Consider Adding a Private Outdoor Structure

Outdoor structures such as pergolas or gazebos can add as much as 50 percent of their installation cost to the value of your home. Few other improvements can boast such a high rate of return, and in exchange, you’ll have a wonderful outdoor space where you can enjoy what nature has to offer. A well-placed outdoor structure separates you from your home, which makes outdoor events, like dinners and garden parties, feel even more natural.

Why would a pergola or gazebo aggravate the neighbors? To them, it’s a matter of privacy. They won’t like it if your outdoor structure overlooks their backyard or if it gives you a view directly into their home — and, that problem will worsen if you host lots of events, giving all of your guests the same view into your neighbors’ personal spaces.

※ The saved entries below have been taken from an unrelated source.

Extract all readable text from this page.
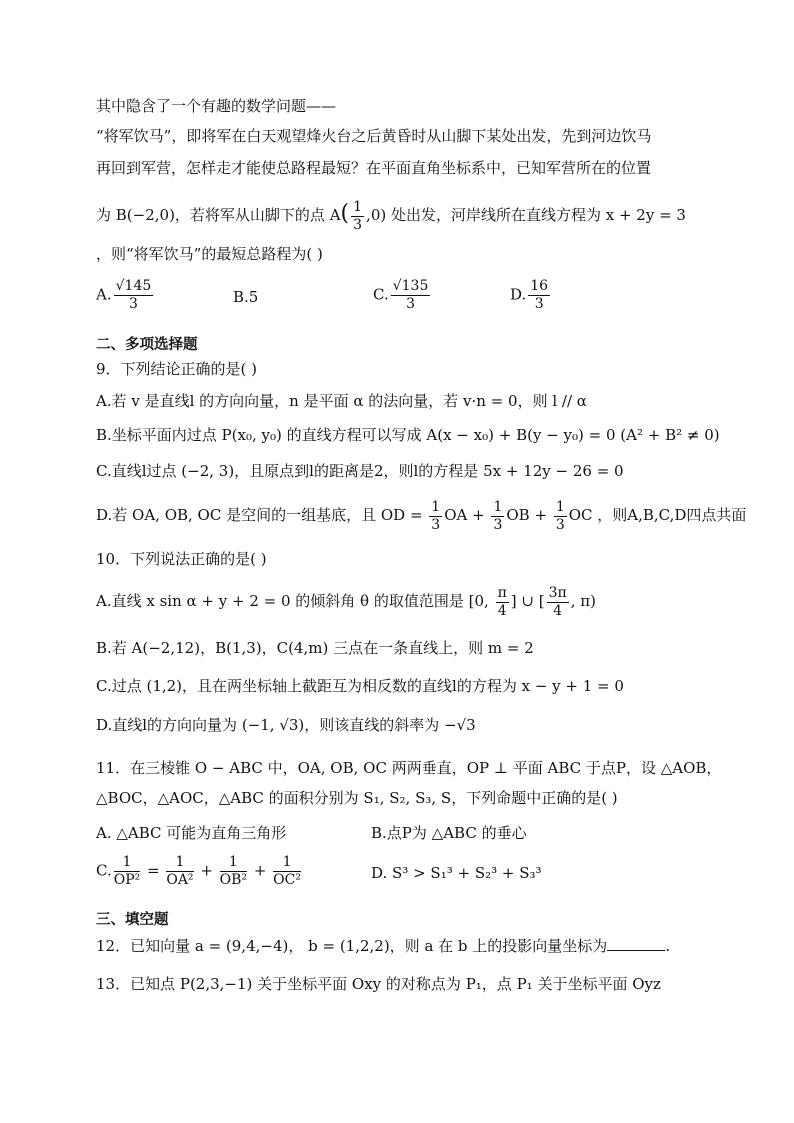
其中隐含了一个有趣的数学问题——
“将军饮马”，即将军在白天观望烽火台之后黄昏时从山脚下某处出发，先到河边饮马
再回到军营，怎样走才能使总路程最短？在平面直角坐标系中，已知军营所在的位置
为 B(−2,0)，若将军从山脚下的点 $A( \frac{1}{3} ,0)$ 处出发，河岸线所在直线方程为 x + 2y = 3
，则“将军饮马”的最短总路程为( )
A. $\frac{√145}{3}$	B.5	C. $\frac{√135}{3}$	D. $\frac{16}{3}$
二、多项选择题
9．下列结论正确的是( )
A.若 v 是直线l 的方向向量，n 是平面 α 的法向量，若 v·n = 0，则 l // α
B.坐标平面内过点 P(x₀, y₀) 的直线方程可以写成 A(x − x₀) + B(y − y₀) = 0 (A² + B² ≠ 0)
C.直线l过点 (−2, 3)，且原点到l的距离是2，则l的方程是 5x + 12y − 26 = 0
D.若 OA, OB, OC 是空间的一组基底，且 OD = $\frac{1}{3}$ OA + $\frac{1}{3}$ OB + $\frac{1}{3}$ OC ，则A,B,C,D四点共面
10．下列说法正确的是( )
A.直线 x sin α + y + 2 = 0 的倾斜角 θ 的取值范围是 [0, $\frac{\pi}{4}$ ] ∪ [ $\frac{3\pi}{4}$ , π)
B.若 A(−2,12)，B(1,3)，C(4,m) 三点在一条直线上，则 m = 2
C.过点 (1,2)，且在两坐标轴上截距互为相反数的直线l的方程为 x − y + 1 = 0
D.直线l的方向向量为 (−1, √3)，则该直线的斜率为 −√3
11．在三棱锥 O − ABC 中，OA, OB, OC 两两垂直，OP ⊥ 平面 ABC 于点P，设 △AOB，
△BOC，△AOC，△ABC 的面积分别为 S₁, S₂, S₃, S，下列命题中正确的是( )
A. △ABC 可能为直角三角形	B.点P为 △ABC 的垂心
C. $\frac{1}{\text{OP²}} = \frac{1}{\text{OA²}} + \frac{1}{\text{OB²}} + \frac{1}{\text{OC²}}$	D. S³ > S₁³ + S₂³ + S₃³
三、填空题
12．已知向量 a = (9,4,−4)， b = (1,2,2)，则 a 在 b 上的投影向量坐标为	.
13．已知点 P(2,3,−1) 关于坐标平面 Oxy 的对称点为 P₁，点 P₁ 关于坐标平面 Oyz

Fortunately, the solution to this problem is easy: Landscape strategically, using evergreens, hedges or an attractive privacy fence to block the view to your neighbors’ homes. When done right, you and your neighbors will have privacy, and everyone will benefit from the value added by your attractive backyard.

Install Outdoor Lighting

Outdoor lighting is a simple way to increase your home’s value. Homebuyers love it because it highlights all of the wonderful aspects of their landscape. It also makes your home more welcoming to guests, and it gives you some measure of security against trespassers and potential intruders. Outdoor lighting is so valuable to homebuyers that the National Association of Home Builders lists it as one of the most desirable features, with 90 percent of surveyed homebuyers saying that it is either highly desirable or absolutely essential.

On the flip side, neighbors hate outdoor lighting when those impossibly bright spotlights shine into their homes. No one wants to sleep in a brightly lit bedroom, and even watching TV becomes a chore when the screen is covered in glare from another home’s outdoor lights. Curtains are an option, but not all of your neighbors will want to give up their view or change their decorating schemes with heavy drapes.

If you choose to go with outdoor lighting, skip the bright white security lights that point away from your home. Instead choose tasteful landscape lighting with a more subdued color temperature. Point lights toward your home and your most attractive landscape features. Use directional lighting rather than globes to ensure that stray light doesn’t affect your neighbors. Not only will this help make your home more secure, more attractive and more valuable, but also, you’ll find that well-done landscape lighting is easier on the eyes.

Plant Some Trees

Trees come with so many advantages:

  • They add character to your landscape
  • Strategically placed trees can help cut energy costs
  • Trees help mitigate carbon dioxide emissions and they'll absorb storm water runoff

Because of those factors and others, trees add a lot of value for a minimal investment. Of course, some trees are more valuable than others — large, well-grown trees, for instance, will add more value than small, scrappy trees or trees that prove to be a nuisance.

From your neighbors’ perspective, however, your trees can be either a boon or a major aggravation. They won’t want to rake the leaves that happen to fall in their yard, and they certainly won’t want to deal with limbs that may fall and damage their property. Some neighbors also have sunrooms, greenhouses or gardens that won’t benefit from the extra shade. Avoid planting trees too close to the property line, and consider setting aside some time to discuss your plans with your neighbors. Think about how large the canopies will be once the trees are fully grown and use that information to place your trees in spots that won’t affect the neighbors later.

The sky is the limit when it comes to interior upgrades, but outdoors, you’ll need to factor for your neighbors unless you want to suffer their withering glares every time you venture outside. Fortunately, there are many great ways to update your landscape and boost your home’s value without disturbing the neighborhood.